The Defendants, Haris Azhar and Fatia Maulidiyanti, have been charged with criminal defamation under article 27(3) of the Law No. 11 of 2008 on Electronic Information and Transactions (ITE Law) and article 310(1) of the Indonesian Criminal Code (KUHP), and spreading false statements which “may cause chaos within society” under article 14(2) of Law No. 1 of 1946 on Criminal Law Regulations (Law 1/1946). These provisions impose criminal sanctions of fines and/or imprisonment.
In its amicus brief, the ICJ requests the East Jakarta District Court to consider:
- Avoiding the imposition of criminal sanctions for defamation, as they would contravene the right to freedom of expression guaranteed by article 19 of the International Covenant on Civil and Political Rights (ICCPR).
- ensuring that in any event the defences of truth and public interest are available and avoiding the penalization untrue statements that have been published in error but without malice.

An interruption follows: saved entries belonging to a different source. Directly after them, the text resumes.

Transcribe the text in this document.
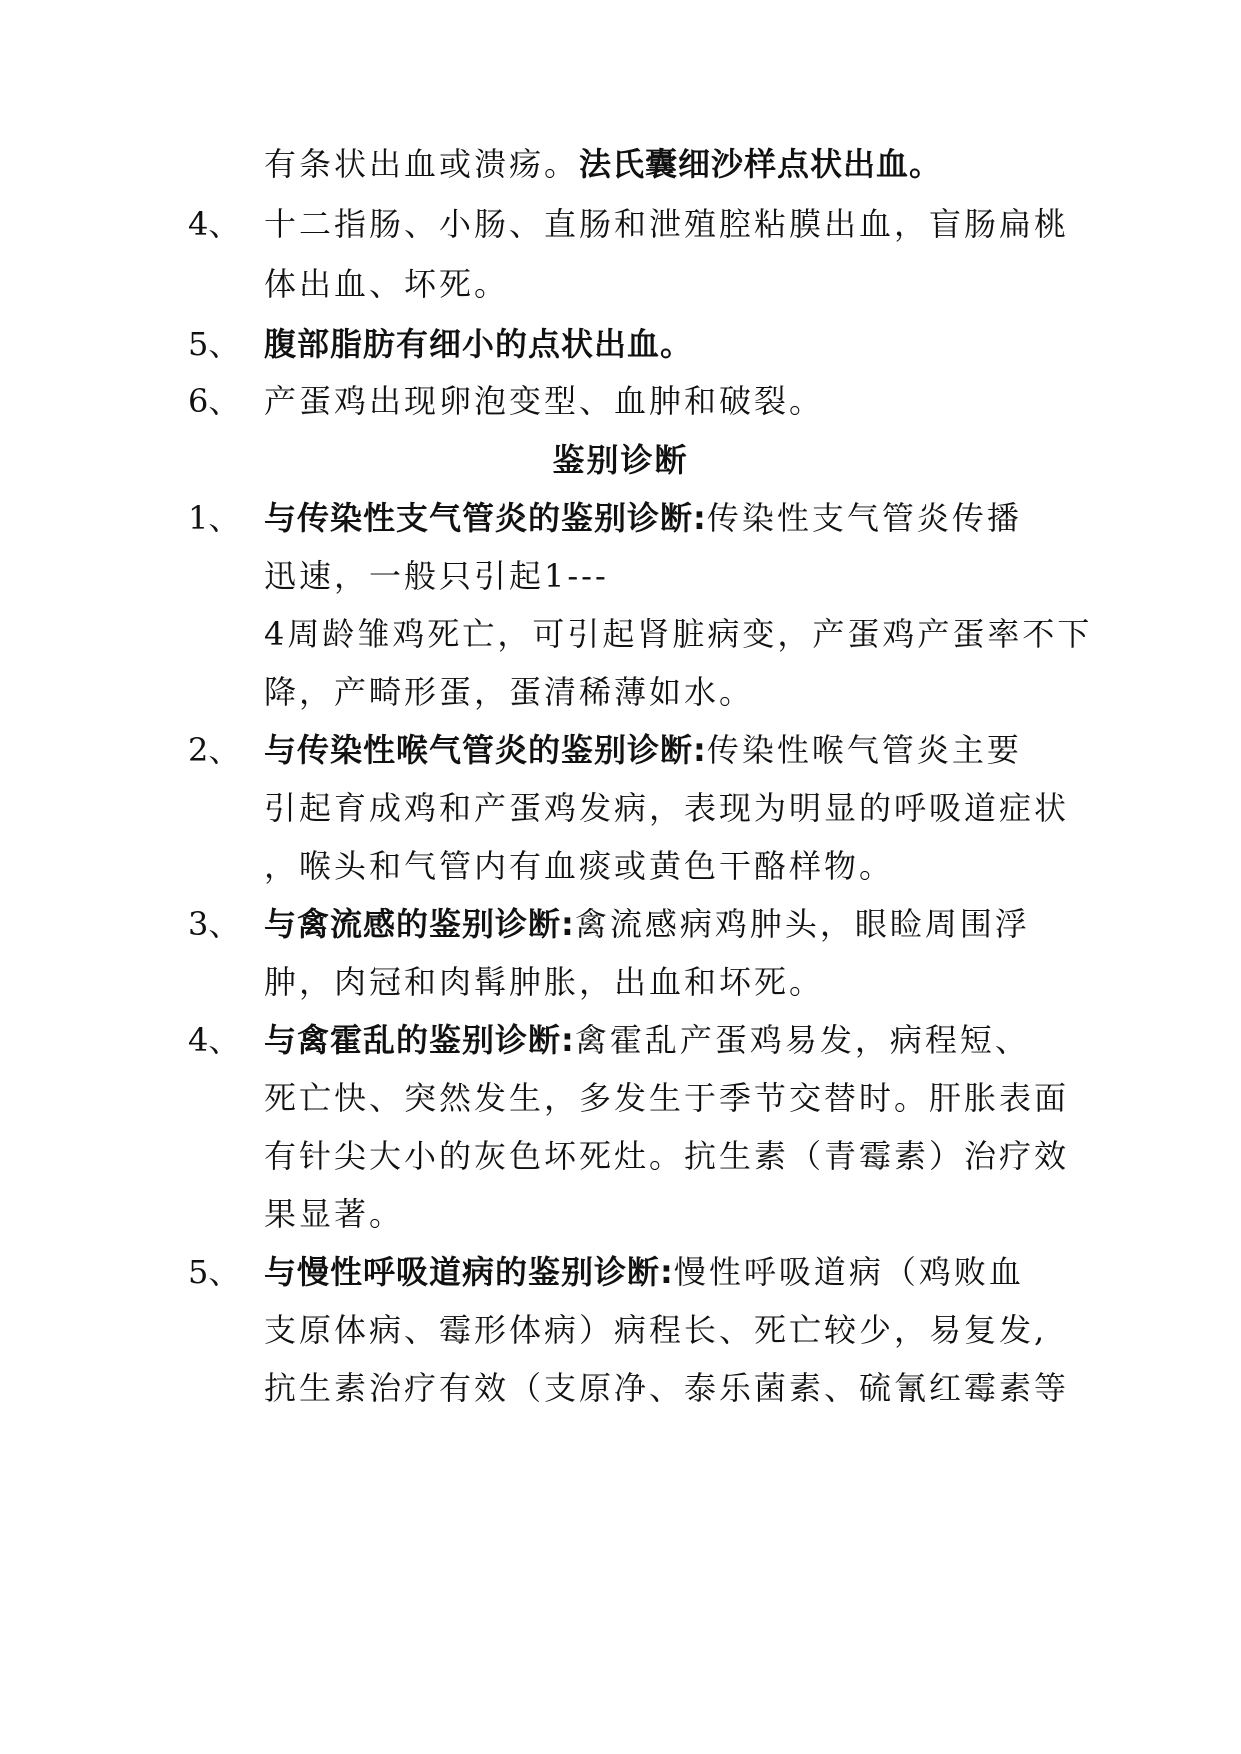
有条状出血或溃疡。法氏囊细沙样点状出血。

4、 十二指肠、小肠、直肠和泄殖腔粘膜出血，盲肠扁桃

体出血、坏死。

5、 腹部脂肪有细小的点状出血。

6、 产蛋鸡出现卵泡变型、血肿和破裂。

鉴别诊断

1、 与传染性支气管炎的鉴别诊断:传染性支气管炎传播

迅速，一般只引起1---

4周龄雏鸡死亡，可引起肾脏病变，产蛋鸡产蛋率不下

降，产畸形蛋，蛋清稀薄如水。

2、 与传染性喉气管炎的鉴别诊断:传染性喉气管炎主要

引起育成鸡和产蛋鸡发病，表现为明显的呼吸道症状

，喉头和气管内有血痰或黄色干酪样物。

3、 与禽流感的鉴别诊断:禽流感病鸡肿头，眼睑周围浮

肿，肉冠和肉髯肿胀，出血和坏死。

4、 与禽霍乱的鉴别诊断:禽霍乱产蛋鸡易发，病程短、

死亡快、突然发生，多发生于季节交替时。肝胀表面

有针尖大小的灰色坏死灶。抗生素（青霉素）治疗效

果显著。

5、 与慢性呼吸道病的鉴别诊断:慢性呼吸道病（鸡败血

支原体病、霉形体病）病程长、死亡较少，易复发,

抗生素治疗有效（支原净、泰乐菌素、硫氰红霉素等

- Scrupulously safeguarding the right to presumption of innocence, including by ensuring that no criminal conviction occurs without the prosecution proving beyond a reasonable doubt each element of the offence, including proving beyond a reasonable doubt that the defendant failed to make reasonable efforts to ascertain the truth of the statements.

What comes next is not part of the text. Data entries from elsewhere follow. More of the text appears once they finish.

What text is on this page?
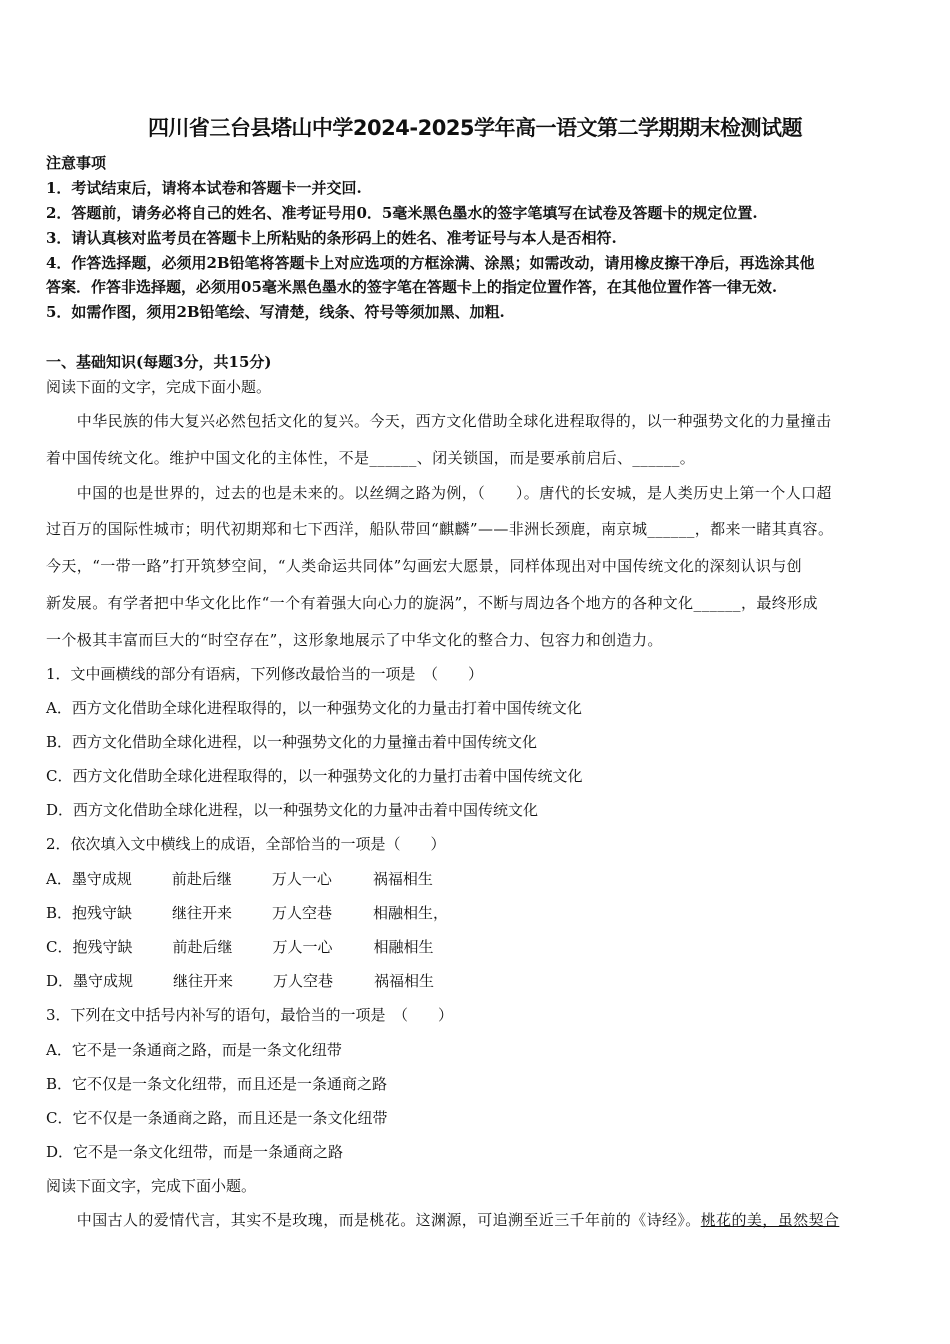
四川省三台县塔山中学2024-2025学年高一语文第二学期期末检测试题
注意事项
1．考试结束后，请将本试卷和答题卡一并交回.
2．答题前，请务必将自己的姓名、准考证号用0．5毫米黑色墨水的签字笔填写在试卷及答题卡的规定位置.
3．请认真核对监考员在答题卡上所粘贴的条形码上的姓名、准考证号与本人是否相符.
4．作答选择题，必须用2B铅笔将答题卡上对应选项的方框涂满、涂黑；如需改动，请用橡皮擦干净后，再选涂其他
答案．作答非选择题，必须用05毫米黑色墨水的签字笔在答题卡上的指定位置作答，在其他位置作答一律无效.
5．如需作图，须用2B铅笔绘、写清楚，线条、符号等须加黑、加粗.
一、基础知识(每题3分，共15分)
阅读下面的文字，完成下面小题。
　　中华民族的伟大复兴必然包括文化的复兴。今天，西方文化借助全球化进程取得的，以一种强势文化的力量撞击
着中国传统文化。维护中国文化的主体性，不是______、闭关锁国，而是要承前启后、______。
　　中国的也是世界的，过去的也是未来的。以丝绸之路为例，（　　）。唐代的长安城，是人类历史上第一个人口超
过百万的国际性城市；明代初期郑和七下西洋，船队带回“麒麟”——非洲长颈鹿，南京城______，都来一睹其真容。
今天，“一带一路”打开筑梦空间，“人类命运共同体”勾画宏大愿景，同样体现出对中国传统文化的深刻认识与创
新发展。有学者把中华文化比作“一个有着强大向心力的旋涡”，不断与周边各个地方的各种文化______，最终形成
一个极其丰富而巨大的“时空存在”，这形象地展示了中华文化的整合力、包容力和创造力。
1．文中画横线的部分有语病，下列修改最恰当的一项是　（　　）
A．西方文化借助全球化进程取得的，以一种强势文化的力量击打着中国传统文化
B．西方文化借助全球化进程，以一种强势文化的力量撞击着中国传统文化
C．西方文化借助全球化进程取得的，以一种强势文化的力量打击着中国传统文化
D．西方文化借助全球化进程，以一种强势文化的力量冲击着中国传统文化
2．依次填入文中横线上的成语，全部恰当的一项是（　　）
A．墨守成规	前赴后继	万人一心	祸福相生
B．抱残守缺	继往开来	万人空巷	相融相生，
C．抱残守缺	前赴后继	万人一心	相融相生
D．墨守成规	继往开来	万人空巷	祸福相生
3．下列在文中括号内补写的语句，最恰当的一项是　（　　）
A．它不是一条通商之路，而是一条文化纽带
B．它不仅是一条文化纽带，而且还是一条通商之路
C．它不仅是一条通商之路，而且还是一条文化纽带
D．它不是一条文化纽带，而是一条通商之路
阅读下面文字，完成下面小题。
　　中国古人的爱情代言，其实不是玫瑰，而是桃花。这渊源，可追溯至近三千年前的《诗经》。桃花的美，虽然契合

- With regards to articles 14(2) and 15 of Law 1/1946, avoiding the imposition of criminal sanctions as the articles are inconsistent with obligations under article 19 of the ICCPR. They are vague and overbroad, based on an illegitimate purpose, and disproportionately and unnecessarily serve to punish the exercise of free expression.

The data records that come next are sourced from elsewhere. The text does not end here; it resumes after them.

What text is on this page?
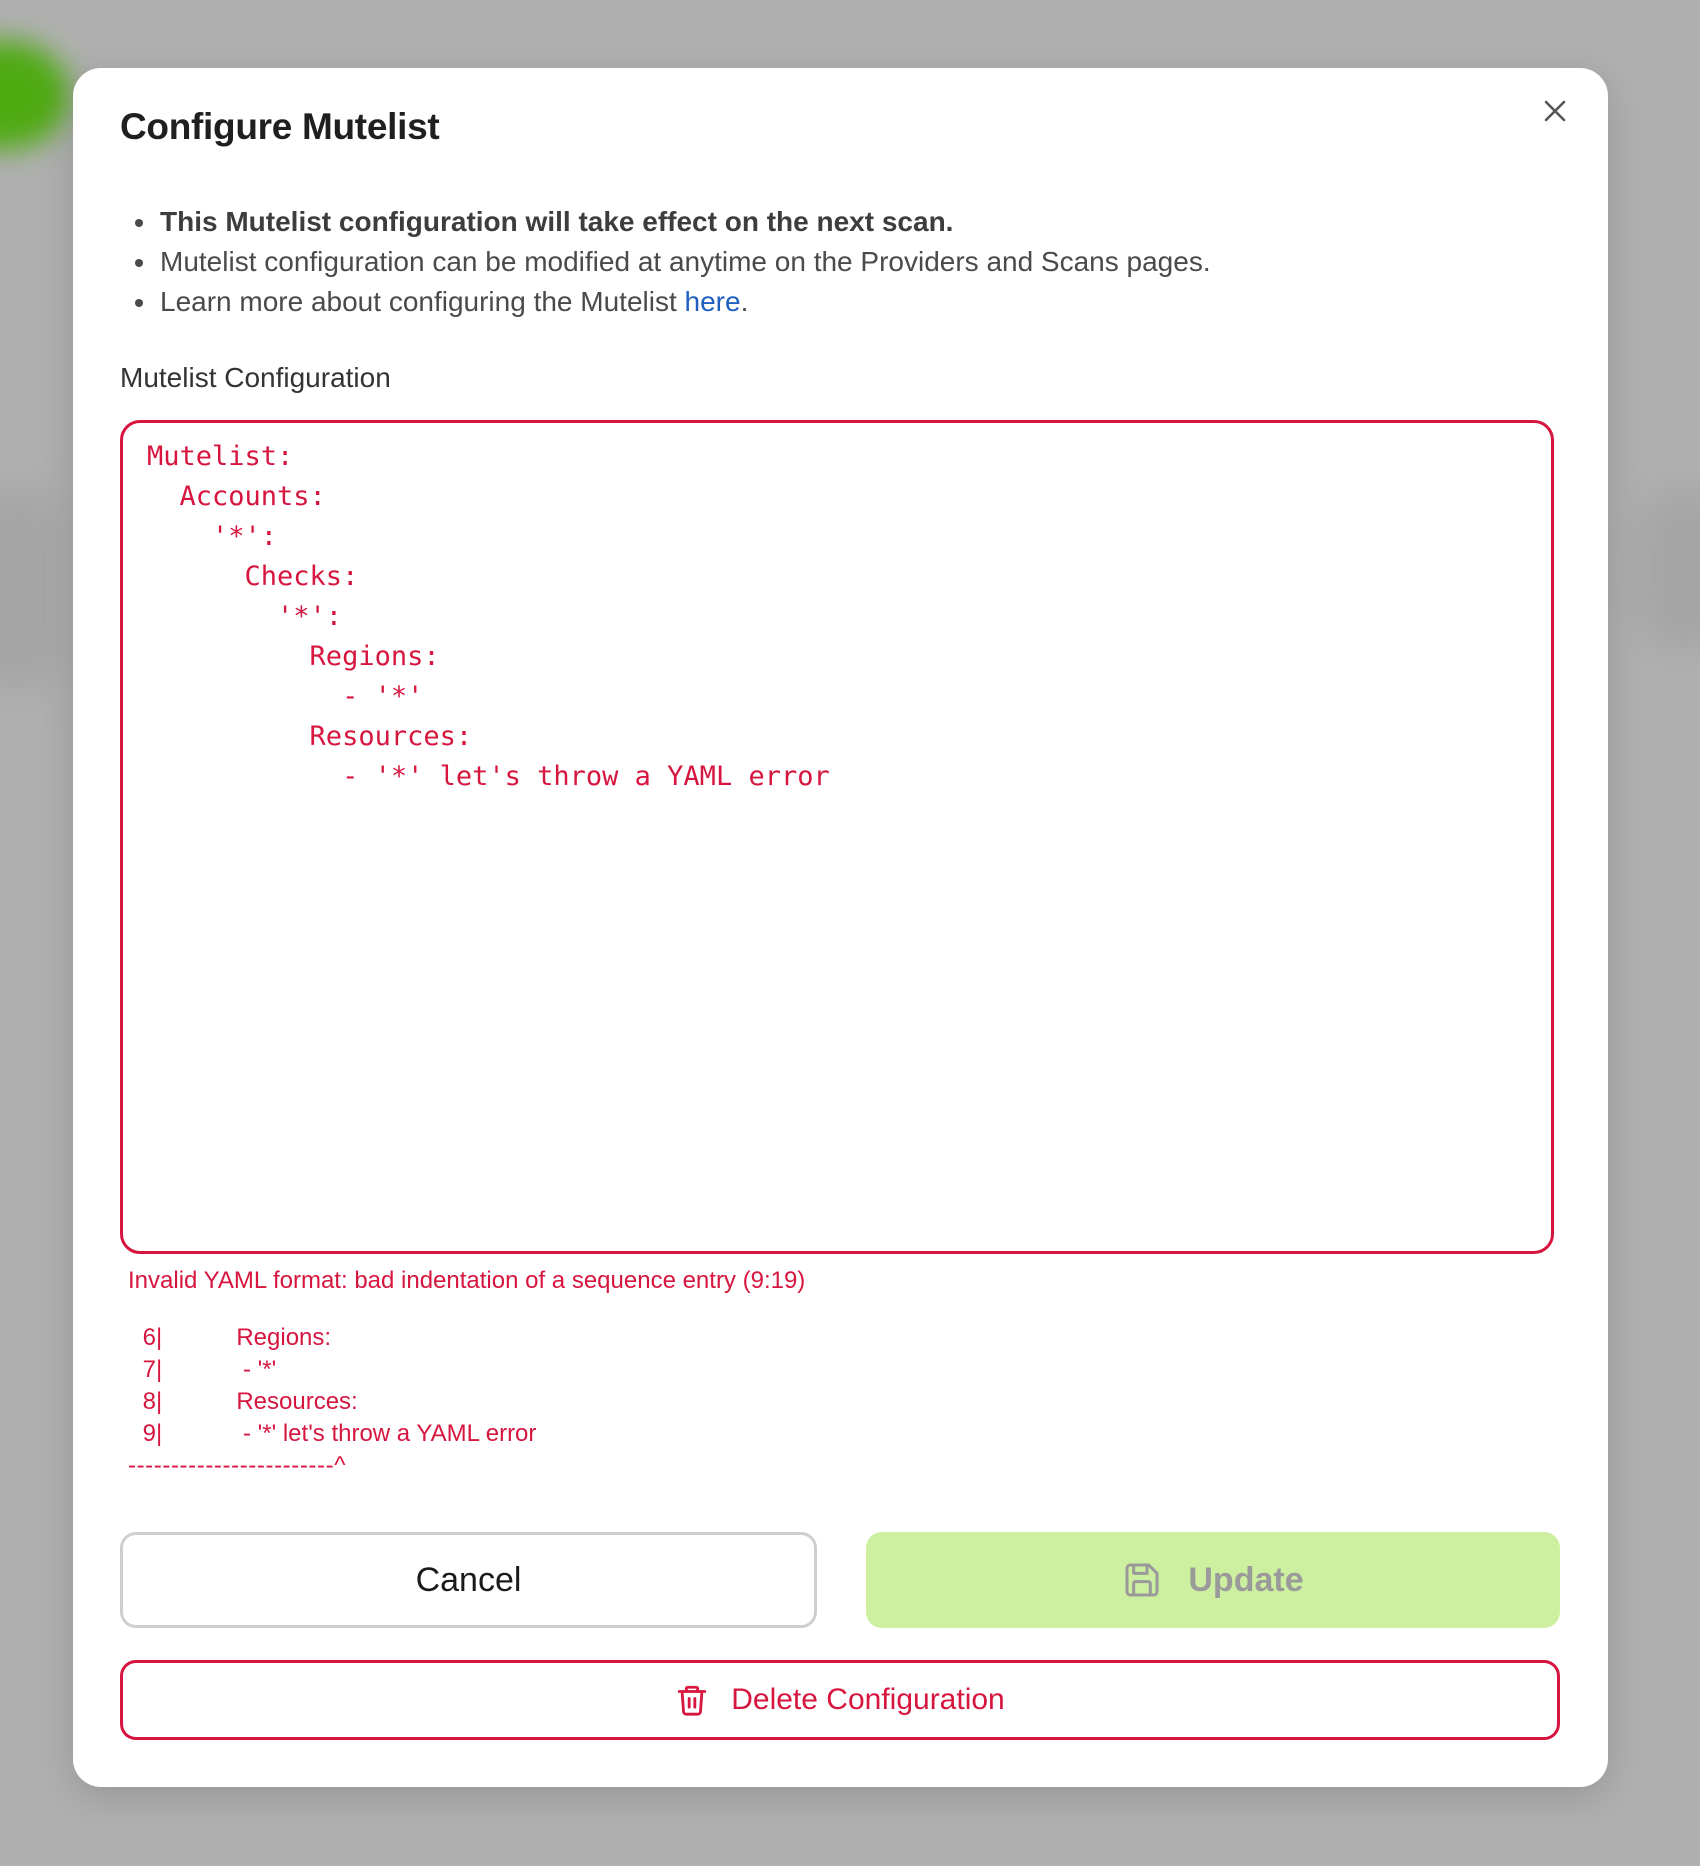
Configure Mutelist
This Mutelist configuration will take effect on the next scan.
Mutelist configuration can be modified at anytime on the Providers and Scans pages.
Learn more about configuring the Mutelist here.
Mutelist Configuration
Mutelist:
Accounts:
'*':
Checks:
'*':
Regions:
- '*'
Resources:
- '*' let's throw a YAML error
Invalid YAML format: bad indentation of a sequence entry (9:19)
6|	Regions:
7|	- '*'
8|	Resources:
9|	- '*' let's throw a YAML error
------------------------^
Cancel	Update
Delete Configuration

The ICJ’s legal brief is aimed at assisting the East Jakarta District Court to consider Indonesia’s international human rights law obligations relating to the rights to freedom of expression and information, and the protection of human rights defenders. The ICJ requested the Court to interpret criminal defamation and “false information” laws in ways that ensure conformity with international human rights law.
The criminal complaint against the Defendants was filed by the Indonesian Coordinating Minister for Maritime and Investment Affairs, Luhut Binsar Pandjaitan. It concerns a YouTube video wherein the Defendants discussed the research results of a report regarding allegations of the involvement of Indonesian army officials and retirees in plans to exploit gold in the Blok Wabu area in Intan Jaya, Papua. The video specifically drew attention to allegations relating to Luhut Binsar Pandjaitan, scrutinizing potential conflicts of interest due to his position as the Coordinating Minister for Maritime and Investment Affairs.
This case is just one example among a worrying trend where overbroad criminal defamation and “fake news” laws are being used to curtail freedom of expression in Indonesia, particularly to criminalize the work of human rights defenders and journalists.